I started an internship at a local museum a few weeks ago.  It might be an effect of the Doctor Who kick I'm on lately, but I've started to think of museums as a kind of time travel, especially if they're historical museums.  Especially this museum; while most museums have either replicas of things the person had, or period pieces the person could have or might have had, everything short of the wallpaper, most of the drapes, and some of the carpets was owned by the family that lived in this house-turned-museum.  They really used the furniture, they really read the books, they really walked the floors.  Everything was theirs, and here it is.

Sometimes my older relatives will remark that they've had such-and-such an item for forty years, or that they haven't seen what's-her-name in over twenty years; a family friend likes to remark that something is old enough to vote.

I think it's partly on account of my age, but for me it's very difficult---but absolutely fascinating---to try and possibly fathom the age of things.  I have a hard time wrapping my head around the year 1990, and this was only two years before I was born.  But it's interesting to think about how old stuff is, and how it managed to get from the "there" of its time---be it 1980 or 2080 BCE---to the "here" of what we call 2011.

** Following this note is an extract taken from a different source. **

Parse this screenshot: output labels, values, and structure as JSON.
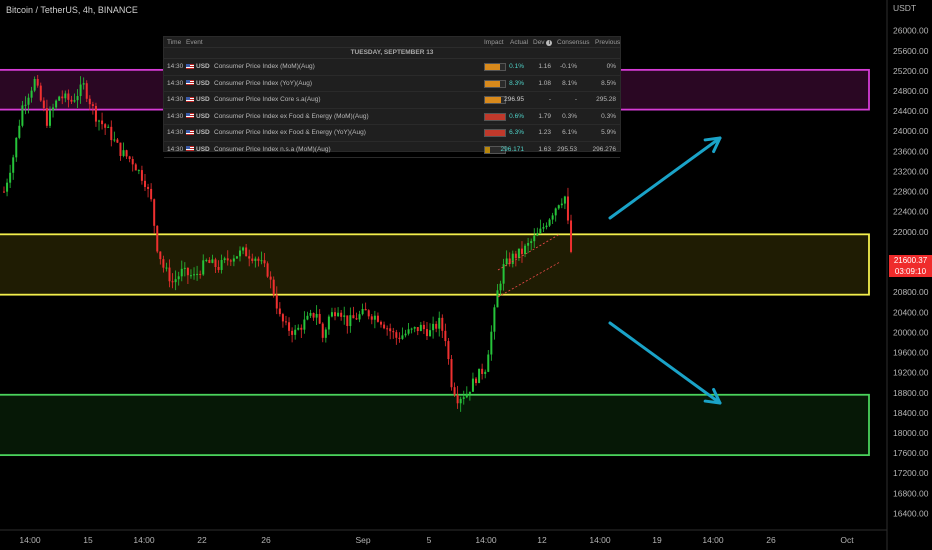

It's also odd to connect these things that belonged to a fairly famous family to the family itself.  You read about figures in history books and they become these sort of busts on pedestals, but they read books, wrote letters, played games with their kids, they did all these things that "regular" people do, and the people of "then" did similar things to what we the people of "now" do.  And for some reason that just blows my mind, and I love it.